The scope of the claims

 [1] A method for purifying chitin, comprising treating an organic substance containing chitin in an acidic aqueous solution in a subcritical state or a supercritical state.

 [2] The purification method according to [1], wherein the organic substance containing chitin is treated in an acidic aqueous solution in a subcritical state.

 [3] The purification method according to claim 1, wherein the organic matter containing chitin is treated in an acidic aqueous solution in a subcritical state of less than 493K.

[4] The purification method according to [1], wherein the acidic aqueous solution is an organic acid aqueous solution.

[5] A method for producing chitosan, comprising treating an organic substance containing chitin in an acidic aqueous solution in a subcritical or supercritical state, and deacetylating the treated chitin.

[6] A method for producing low-molecular chitin and Z or chitin oligosaccharide, characterized by treating an organic substance containing chitin in an acidic aqueous solution in a subcritical or supercritical state.

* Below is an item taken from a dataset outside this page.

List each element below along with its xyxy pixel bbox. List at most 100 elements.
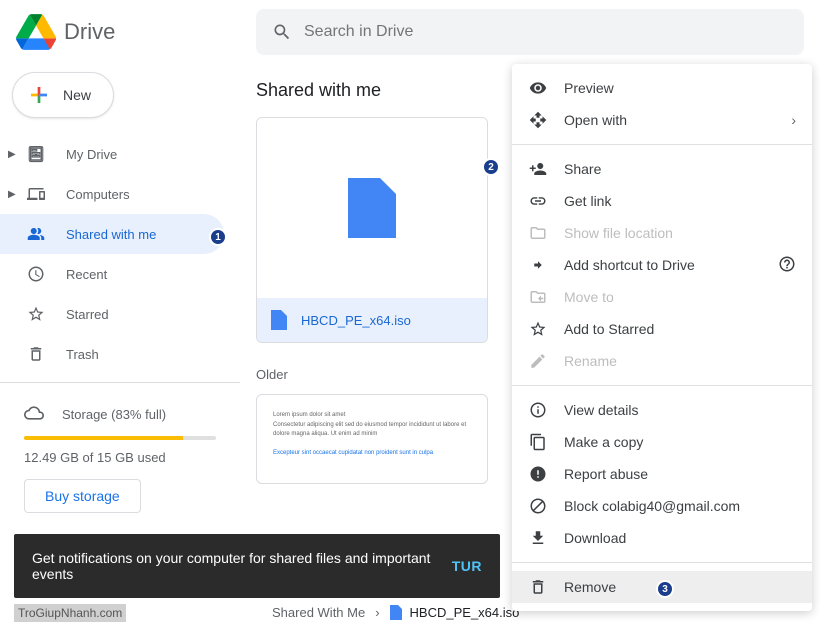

[7] A low molecular weight chitosan and Z characterized in that an organic substance containing chitin is treated in an acidic aqueous solution in a subcritical or supercritical state, and the resulting low molecular chitin and Z or chitin oligosaccharide is deacetylated. Or the manufacturing method of chitosan oligosaccharide.

 [8] A method for producing a chitin degradation product and a Z or protein degradation product comprising treating an organic substance containing chitin in an acidic aqueous solution in a subcritical state or a supercritical state.